President Uhuru Kenyatta.

Even before the storm stirred by Uhuru Kenyatta’s appointment of mostly elderly persons to plum government positions subsides, the President has again triggered murmurs of discontent by giving an individual two jobs at ago.

Gumato Yatani has been appointed chair of Jomo Kenyatta University of Agriculture and Technology council and at the same time a member of the Standards and Quality Infrastructure Reforms task force that will evaluate enforcement of standards at the airports and border points.

There is no doubt that Dr. Gumato is qualified for the jobs. ‘Dr’ is not a title for every other Tom, Dick and Harry. It is only bestowed on those who are well-read.

This means, by picking Gumato, Uhuru made the right choice. However, despite her good qualifications, the President sent the wrong signal by giving her two jobs. In a country teeming with tens of thousands of highly qualified but unemployed people, giving one person two jobs at ago doesn’t sound right.

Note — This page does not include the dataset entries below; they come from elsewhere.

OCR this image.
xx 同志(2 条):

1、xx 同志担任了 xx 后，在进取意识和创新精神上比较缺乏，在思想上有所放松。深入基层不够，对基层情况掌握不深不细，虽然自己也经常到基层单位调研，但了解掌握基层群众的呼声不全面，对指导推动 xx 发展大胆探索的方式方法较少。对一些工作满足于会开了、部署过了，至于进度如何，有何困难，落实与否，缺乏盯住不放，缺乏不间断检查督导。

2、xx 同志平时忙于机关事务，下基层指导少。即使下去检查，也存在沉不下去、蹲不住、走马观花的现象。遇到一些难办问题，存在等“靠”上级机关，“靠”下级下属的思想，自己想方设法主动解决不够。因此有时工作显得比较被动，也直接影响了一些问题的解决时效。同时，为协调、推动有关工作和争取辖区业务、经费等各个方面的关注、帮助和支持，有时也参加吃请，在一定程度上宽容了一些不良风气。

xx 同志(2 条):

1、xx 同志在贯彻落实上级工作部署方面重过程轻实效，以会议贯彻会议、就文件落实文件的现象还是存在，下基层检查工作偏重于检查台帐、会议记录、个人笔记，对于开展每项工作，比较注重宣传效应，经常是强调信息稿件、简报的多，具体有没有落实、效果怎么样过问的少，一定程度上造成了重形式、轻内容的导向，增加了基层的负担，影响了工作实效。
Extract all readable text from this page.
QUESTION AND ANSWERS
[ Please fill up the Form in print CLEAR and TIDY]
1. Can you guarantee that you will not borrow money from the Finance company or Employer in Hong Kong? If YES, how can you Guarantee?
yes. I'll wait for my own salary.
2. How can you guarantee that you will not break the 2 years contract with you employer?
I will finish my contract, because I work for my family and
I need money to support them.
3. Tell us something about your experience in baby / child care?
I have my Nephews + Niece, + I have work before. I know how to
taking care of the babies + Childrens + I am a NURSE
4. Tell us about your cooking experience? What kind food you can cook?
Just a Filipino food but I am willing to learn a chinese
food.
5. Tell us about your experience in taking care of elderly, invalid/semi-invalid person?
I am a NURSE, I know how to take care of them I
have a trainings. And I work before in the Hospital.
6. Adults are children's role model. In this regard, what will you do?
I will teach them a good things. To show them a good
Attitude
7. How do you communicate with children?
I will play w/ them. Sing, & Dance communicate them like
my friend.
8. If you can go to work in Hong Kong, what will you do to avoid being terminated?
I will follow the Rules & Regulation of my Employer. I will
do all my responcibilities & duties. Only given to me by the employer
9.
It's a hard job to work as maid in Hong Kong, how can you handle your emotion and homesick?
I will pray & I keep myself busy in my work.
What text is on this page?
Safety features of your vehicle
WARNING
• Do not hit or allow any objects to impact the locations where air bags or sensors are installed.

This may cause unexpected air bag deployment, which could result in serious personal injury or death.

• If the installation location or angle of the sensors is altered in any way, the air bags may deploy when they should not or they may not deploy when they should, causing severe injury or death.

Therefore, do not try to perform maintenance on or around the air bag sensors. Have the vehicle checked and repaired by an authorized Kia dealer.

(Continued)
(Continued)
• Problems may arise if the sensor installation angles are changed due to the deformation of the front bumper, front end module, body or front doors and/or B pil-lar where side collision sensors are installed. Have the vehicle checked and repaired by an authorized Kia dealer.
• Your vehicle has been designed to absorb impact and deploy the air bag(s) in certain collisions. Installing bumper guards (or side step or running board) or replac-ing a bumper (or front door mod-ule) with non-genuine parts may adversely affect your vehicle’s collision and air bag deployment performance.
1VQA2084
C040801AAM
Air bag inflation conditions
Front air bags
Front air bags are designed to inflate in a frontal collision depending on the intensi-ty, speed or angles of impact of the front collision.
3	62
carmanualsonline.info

No wonder Kenyans are asking—and rightly so— whether Gumato was given the job because of her husband, acting Cabinet Secretary Ukur Yatani. Coming barely a month after ICT Cabinet Secretary Joe Mucheru replaced the late Robert Kochalle with his widow at the Kenya Film and Classification Board, the move raises questions on the criteria used for picking board members.

There is need for more transparency on how such important public appointments are made. Are the vacancies usually advertised? What qualifications are required? How is the selection done?

In the absence of concrete answers to such questions, Kenyans will continue to believe the grapevine; that these positions are meant for politicians, their relatives and cronies. Which should never be the case.